General News of Friday, 18 May 2018
Dr Razak Dokurugu, Deputy Regional Director of Health Services in charge of Clinical Care, in Upper East Region has called on nurses and midwives to be guided by the core values of the Ghana Health Service (GHS)
He said “let’s not the general public hear of us when we are in the news for the negative reasons such as strikes, demonstrations, and accusations of professional misconduct.”
Dr Dokurugu said nurses and midwives could contribute to the realization of health as a human right issue by strictly and constantly adhering to the GHS code of conduct as well as the core values of people centeredness, professionalism, team work, innovation, discipline and integrity.
Dr Dokurugu was speaking at the launch of this year’s International Nurses Day Celebration in Bolgatanga. The event was on the theme; “Nurses and midwives, promoting health as a human right.”
He said “it is sometimes disheartening when we face some unprecedented bullets from the general public as though we are not working.
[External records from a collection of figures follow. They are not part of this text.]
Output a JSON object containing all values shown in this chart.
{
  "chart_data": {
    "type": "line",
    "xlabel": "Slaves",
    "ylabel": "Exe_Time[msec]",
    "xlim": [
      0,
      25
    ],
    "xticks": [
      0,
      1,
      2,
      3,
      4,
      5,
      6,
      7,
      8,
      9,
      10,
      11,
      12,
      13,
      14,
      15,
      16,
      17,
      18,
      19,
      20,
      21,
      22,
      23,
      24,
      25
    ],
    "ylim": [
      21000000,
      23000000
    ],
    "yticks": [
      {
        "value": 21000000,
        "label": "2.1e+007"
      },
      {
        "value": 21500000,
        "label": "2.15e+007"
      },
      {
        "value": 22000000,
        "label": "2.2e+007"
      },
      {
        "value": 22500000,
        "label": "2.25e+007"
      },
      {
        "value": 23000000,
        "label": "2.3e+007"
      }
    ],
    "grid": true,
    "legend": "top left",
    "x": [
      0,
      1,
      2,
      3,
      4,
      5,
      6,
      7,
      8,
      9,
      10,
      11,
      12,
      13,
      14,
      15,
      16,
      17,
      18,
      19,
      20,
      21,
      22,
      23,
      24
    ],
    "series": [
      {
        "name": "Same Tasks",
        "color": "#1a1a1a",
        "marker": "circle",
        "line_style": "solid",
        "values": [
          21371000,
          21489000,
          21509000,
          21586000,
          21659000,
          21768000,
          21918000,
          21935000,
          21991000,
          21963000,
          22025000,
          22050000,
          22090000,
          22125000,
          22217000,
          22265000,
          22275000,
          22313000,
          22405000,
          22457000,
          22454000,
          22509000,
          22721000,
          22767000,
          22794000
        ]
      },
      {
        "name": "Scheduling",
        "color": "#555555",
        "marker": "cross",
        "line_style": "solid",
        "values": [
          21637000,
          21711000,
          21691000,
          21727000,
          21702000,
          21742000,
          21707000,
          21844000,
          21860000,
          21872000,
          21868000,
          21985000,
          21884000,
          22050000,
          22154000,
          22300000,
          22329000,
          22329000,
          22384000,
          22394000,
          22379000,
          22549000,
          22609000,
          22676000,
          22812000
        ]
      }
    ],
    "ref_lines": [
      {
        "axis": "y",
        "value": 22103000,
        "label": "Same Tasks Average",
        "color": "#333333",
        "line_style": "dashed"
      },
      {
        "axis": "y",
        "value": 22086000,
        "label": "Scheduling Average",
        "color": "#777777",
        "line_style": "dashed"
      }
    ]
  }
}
In spite of all the efforts that we are putting to bring quality health care to the general population, lot still remains to be done.”
The theme for the celebration could only be achieved if we adhered to, and moderated ourselves as individuals and as an Association guided by the core values of the GHS,” he said explaining that the celebration offered nurses and midwives the rare opportunity to demonstrate commitment to engage the general public and to create appropriate rapport essential for quality health care.
Dr Dokurugu said the celebration was a glorious opportunity for nurses and midwives to show concern and commitment to ensuring health as a universal right for human beings and added that health as a human right issue was the dictate of the United Nations Organization (UNO) and so nurses and midwives could not afford to sit on the fence while they matched towards universal health coverage.
Mr Thomas Lambon, the Upper East Regional Chairman of the GRNMA, said the decline in the standard of nursing and midwifery, could be attributed to multiplicity of shortfalls in the nursing profession, and noted that the outcome had negative implications on the quality of health care.
Mr Lambon said the resolve to establish quality nursing and midwifery care had become a difficult task between the GRNMA and government because government had always delayed in honouring its obligation to help the Association resolve its challenges.
He noted that government’s delay to employ graduate nurses and midwives to augment the nurse-patient ratio of 1:18, unavailability of required equipment for quality health care and government’s inability to make full payment of promotion arrears as some of the challenges confronting the Association.
The Chairman described as tragedy the fortunes of their relationship with the employer, and said it had the potency to disharmonize the labour front, adding that “we consider this development as grossly de-motivating and counterproductive to quality health care.”